CWE-1427

Improper Neutralization of Input Used for LLM Prompting
AI Translation Available

The product uses externally-provided data to build prompts provided to
large language models (LLMs), but the way these prompts are constructed
causes the LLM to fail to distinguish between user-supplied inputs and
developer provided system directives.

Status
incomplete
Abstraction
base
AI/ML

When prompts are constructed using externally controllable data, it is often possible to cause an LLM to ignore the original guidance provided by its creators (known as the 'system prompt') by inserting malicious instructions in plain human language or using bypasses such as special characters or tags. Because LLMs are designed to treat all instructions as legitimate, there is often no way for the model to differentiate between what prompt language is malicious when it performs inference and returns data. Many LLM systems incorporate data from other adjacent products or external data sources like Wikipedia using API calls and retrieval augmented generation (RAG). Any external sources in use that may contain untrusted data should also be considered potentially malicious.

Common Consequences

confidentiality integrity availability access control
Impacts
execute unauthorized code or commands varies by context read application data modify application data gain privileges or assume identity

Detection Methods

dynamic analysis with manual results interpretation dynamic analysis with automated results interpretation architecture or design review

Potential Mitigations

Phases:
architecture and design implementation installation operation system configuration
Descriptions:
• LLM-enabled applications should be designed to ensure proper sanitization of user-controllable input, ensuring that no intentionally misleading or dangerous characters can be included.
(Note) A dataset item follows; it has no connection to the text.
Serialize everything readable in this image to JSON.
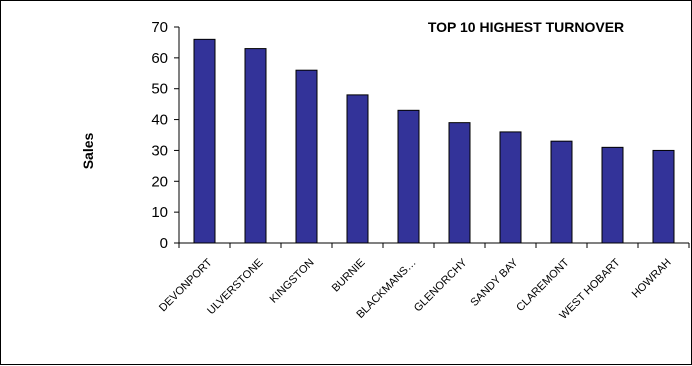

Additionally, they should be designed in a way that ensures that user-controllable input is identified as untrusted and potentially dangerous.
• Ensure that model training includes training examples that avoid leaking secrets and disregard malicious inputs. Train the model to recognize secrets, and label training data appropriately. Note that due to the non-deterministic nature of prompting LLMs, it is necessary to perform testing of the same test case several times in order to ensure that troublesome behavior is not possible. Additionally, testing should be performed each time a new model is used or a model's weights are updated.
• During system configuration, the model could be fine-tuned to better control and neutralize potentially dangerous inputs.
• LLM prompts should be constructed in a way that effectively differentiates between user-supplied input and developer-constructed system prompting to reduce the chance of model confusion at inference-time.
• During deployment/operation, use components that operate externally to the system to monitor the output and act as a moderator. These components are called different terms, such as supervisors or guardrails.